The UCREL NLP Group at Lancaster University boasts a distinguished history of engagement with Celtic languages, recently through our collaborative endeavours focusing on the Welsh language. In partnership with Cardiff University, with funding from ESRC and AHRC, we have collaborated on the development of CorCenCC (the National Corpus of Contemporary Welsh: www.corcenc.org) and FreeTxt (www.freetxt.app), in addition to the Welsh Summarisation, Thesaurus, and Welsh Digital Grid (www.digigrid.cymru) projects, which were funded by the Welsh Government. These collaborations have been instrumental in the development of pivotal tools such as the Welsh Semantic Tagger and the FreeTxt analysis tool, marking significant advancements in the linguistic technology landscape for Celtic languages, with a particular focus on Welsh. 

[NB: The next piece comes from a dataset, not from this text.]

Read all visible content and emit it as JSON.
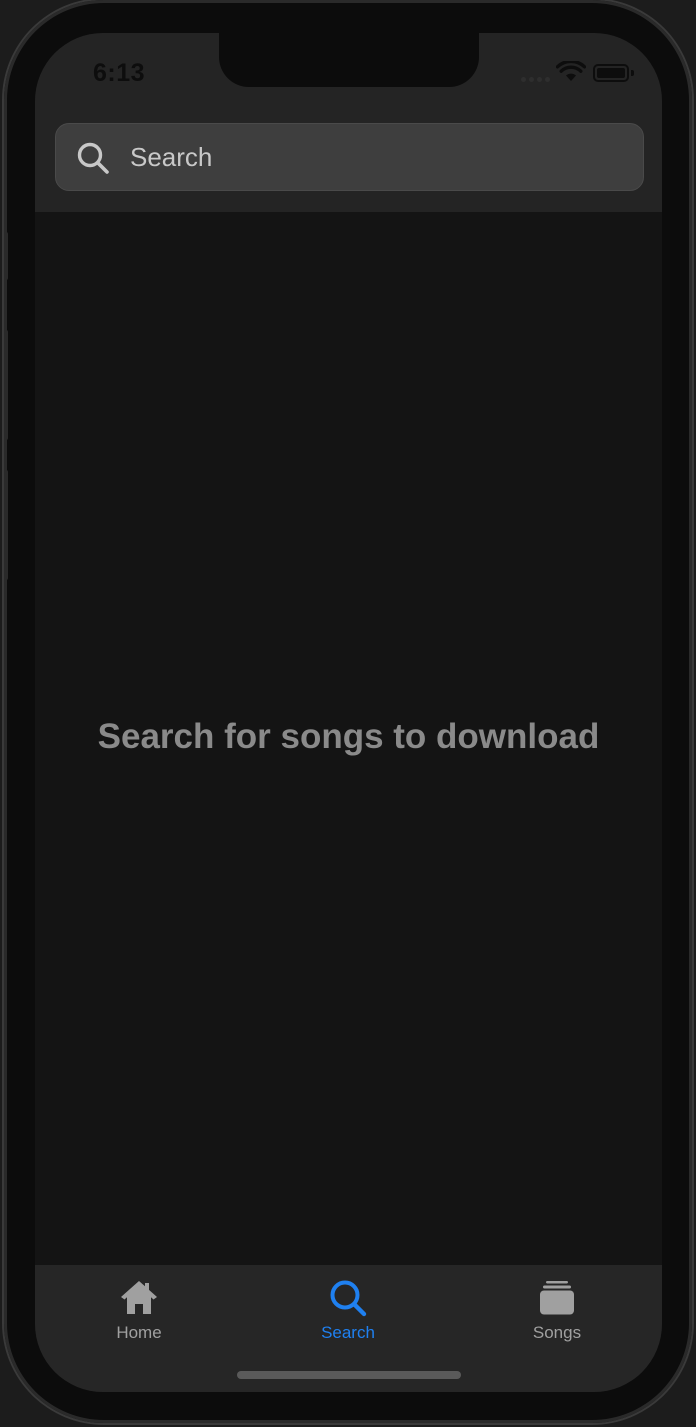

Building on its established foundation in Welsh language technologies, the UCREL NLP Group is now eager to support widening the scope of computational methods to encompass other Celtic languages, including Irish, Scottish Gaelic, Manx, Breton, and Cornish. Our objective is to contribute to the development of resources and NLP technologies that support and enhance the digital presence of these linguistically rich but under-resourced languages.

Our workshop will feature an array of speakers and panellists, each bringing a unique perspective on the challenges and opportunities inherent in developing linguistic resources and NLP applications for Celtic languages. Discussions will focus on addressing the scarcity of resources available to Celtic languages, the development of language models tailored to these languages, and the exploration of existing datasets and ongoing efforts in the field. This event promises to be an invaluable platform for fostering collaboration, sharing cutting-edge research, and discussing strategies to enhance digital support for these languages.